If you know the concept of Persistent Volumes in Kubernetes, then you also know three of the supported access modes: ReadWriteOnce, ReadOnlyMany or ReadWriteMany. The first mode allows a volume to be mounted just once, meaning it is usually already used by some pod and it is possible to access it just through this pod. The other two types can be mounted multiple times, meaning multiple pods can access the same data. In case of ReadOnlyMany all pods can just read the data, but in case of ReadWriteMany all pods can read and write data. In this article we are going to focus to these volumes that we can mount multiple times.

At the moment of writing this, the following CSI plugins support ReadWriteMany mode: AzureFile, CephFS, Glusterfs, Quobyte, NFS and PortworxVolume.

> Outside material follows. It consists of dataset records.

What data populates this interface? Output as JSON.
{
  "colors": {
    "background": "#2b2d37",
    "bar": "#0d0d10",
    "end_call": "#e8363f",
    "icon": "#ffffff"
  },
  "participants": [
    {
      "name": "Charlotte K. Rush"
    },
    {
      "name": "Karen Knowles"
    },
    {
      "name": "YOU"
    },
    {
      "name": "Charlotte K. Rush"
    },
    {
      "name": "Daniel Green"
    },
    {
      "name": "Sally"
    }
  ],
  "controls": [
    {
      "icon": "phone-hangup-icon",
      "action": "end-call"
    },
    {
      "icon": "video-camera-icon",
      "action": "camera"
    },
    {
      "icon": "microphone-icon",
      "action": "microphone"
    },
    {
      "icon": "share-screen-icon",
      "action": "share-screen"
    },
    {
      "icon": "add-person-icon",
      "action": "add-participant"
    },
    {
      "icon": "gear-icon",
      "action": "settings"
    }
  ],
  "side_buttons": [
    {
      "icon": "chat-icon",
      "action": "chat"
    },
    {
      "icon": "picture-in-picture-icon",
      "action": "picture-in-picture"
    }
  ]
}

As you may guess by my article written few months ago, in our example we will use NFS volume. Now let's see the manifest:

apiVersion: batch/v1beta1
kind: CronJob
metadata:
  name: volume-backup
spec:
  schedule: "20 3 * * *"
  concurrencyPolicy: Forbid
  successfulJobsHistoryLimit: 2
  failedJobsHistoryLimit: 2
  jobTemplate:
    spec:
      template:
        spec:
          containers:
            - name: aws-cli
              image: amazon/aws-cli
              env:
                - name: AWS_ACCESS_KEY_ID
                  value: {your_aws_access_key_ID}
                - name: AWS_SECRET_ACCESS_KEY
                  value: {your_aws_secret_access_key}
                - name: AWS_REGION
                  value: eu-central-1
              args:
                - --no-progress
                - --delete
                - s3
                - sync
                - /data
                - s3://your_bucket_name
              volumeMounts:
                - name: backup
                  mountPath: /data
          volumes:
            - name: backup
              persistentVolumeClaim:
                claimName: {your_pvc_name}
          restartPolicy: OnFailure
      ttlSecondsAfterFinished: 172800

As you can see, this manifest would create a Kubernetes CronJob object which is going to trigger a job every night at 3:20. No concurrency is allowed, meaning just one job of a kind at a time is allowed. We want to keep history of two last successful and two failed jobs. Job template has just one container which is using official amazon/aws-cli image from Docker Hub. As shown in volumes section, we use existing PVC and mount it under /data path in our container. The entrypoint for this image is aws-cli (aws) itself and we pass just the arguments.

Yes, it is easy like that. Just one manifest and our volume files get synced to S3 bucket. Of course, instead of sync subcommand you can use any other available aws-cli subcommand. Finally, a note for Mino users: pass `--endpoint-url=https://minio.your-domain.com:9000` as the first argument to aws-cli.